O  jardim   e   o   dragão – Josette Lassance  07/11/2012

orgulha-me neste papel – eis uma coreografia – : Um dragão circula. E dança. Ele toma conta de tudo. Tem as vestes difusas de uma metamorfose. Digo que ele habita porque doma às vezes o que penso. Domina? 

O tempo me tira os dentes e planto ervas. Eu diria que é um ponto em seguida para viver. Faço meio século daqui a alguns dias. Como me sinto? Perto da morte ou da sorte de estar envelhecendo com brio?

Vejo-me no fundo das panelas quando ario. A água que lhe circunda me cai nas mãos, na ponta dos dedos e resfrio. O vento está quase úmido. É quase chuva descendo goela abaixo pela Amazônia. Preciso despertar para o desejo de cozinhar para o inverno.

Habito nesta terra de índios pintados de luta.  Mas não vemos a cara dos vencedores. Eles estão sempre com os destinos traçados. Desenham a terra em forma de planeta desabitado. E me expulsam, quando os devoram. Cobiçam as florestas, as folhagens, o ouro, o ferro, e plantam dinheiro. As plantações ganham os latifúndios.

Tenho que ficar aqui, ariando panelas enquanto escrevo verdades. O vento não mente. Ele sussurra a fome dos deuses. E dos homens com sede.

A água cairá aos montes. O sol ao belo horizonte descampado. Tudo ficará mais triste quando começar a chover. Então meu dragão se aquieta em seu círculo.

Meu jardim cresce. No meio das janelas onde circulam os olhares para a plenitude de um jardim, pequena amostra de um perfume raro.

Do que sinto falta? Esse vazio que invade os territórios livres. Enquanto a civilização finge viver feliz.

Eu estava lá quando a índia levantou seu terçado. Vi com estes meus olhos. Dancei com eles. O que poderia mais fazer senão dançar e entoar uns mantras? O que mais adiantaria?

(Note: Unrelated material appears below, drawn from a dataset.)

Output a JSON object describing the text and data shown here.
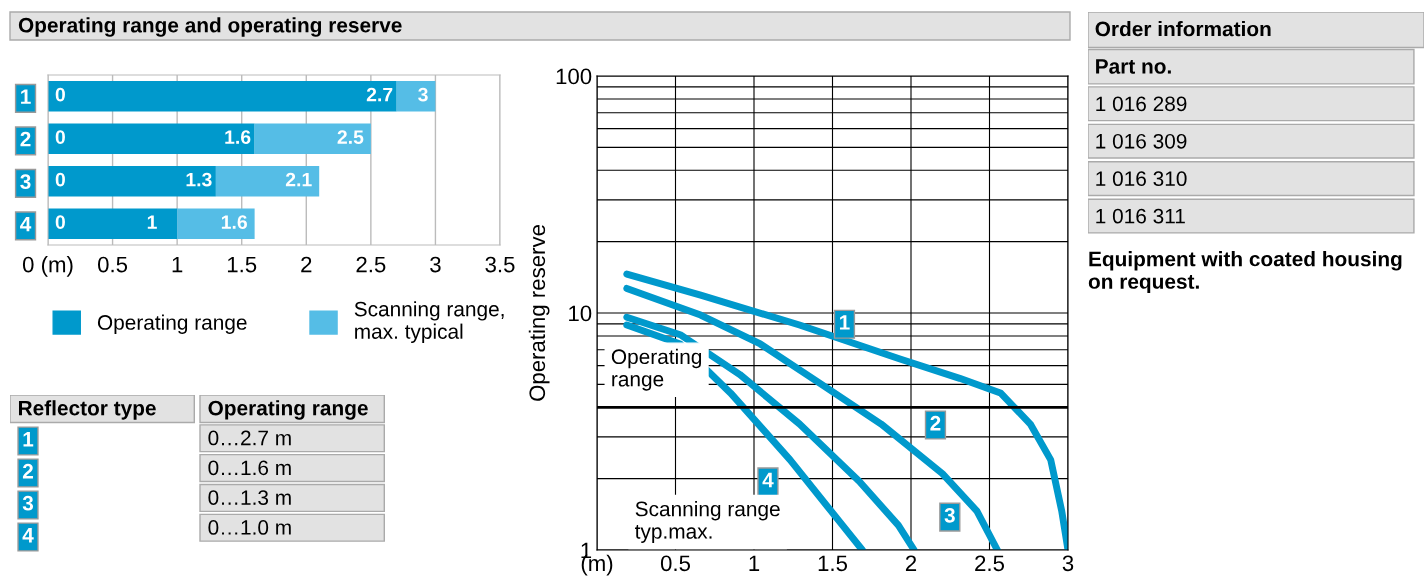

Pergunto: O que mais adiantaria? 

Arte engajada? Performance. Pintura. Poesia. Eu iria morar lá e lutar? Com espadas contra um império? Quando dou aulas, invado meus alunos com questões. E falo dos perigos da vida. Da alienação. Mostro a vida como ela é.

Mas há um império sobre minha cabeça. E rolam cabeças. Por isso meu dragão está preso a um jardim circular. Circunscrito. Enquanto apanho as folhas secas para se dissolverem ao solo próximo a minha floresta. E o texto flui. Como um espiral de cores.

Quando perderei o medo de lutar? Porque lutei algum dia. Lutei mais do que com as palavras. E vieram muitas luas. E vi muitos tombarem sobre os mesmos propósitos. Iguais. Sem nenhuma diferença dos que seguravam as bandeiras explícitas da corrupção. Iguais como as dos coronéis, iguais aos dos latifundiários. Iguais a tudo que hoje posso dizer um vicioso círculo de insanidades.

Então o que posso pensar? Que meu dragão está no lugar certo?  Dentro de meus limites existenciais? Em sua prisão domiciliar. Em meu jardim perdido entre tentações?

O perfume das plantas; dos jasmins; do açaí, do corpo das flores miúdas disfarçam uma tranquilidade. A sonoridade da floresta acalma as manhãs.

Posso virar meus olhos. Posso escrever sobre o amor. O que adiantaria?

Vez por outra posso citar Ezra, e terminar meu texto assim:
 
 “Podeis reconhecer um mau crítico porque ele começa por falar do poeta e não do poema.”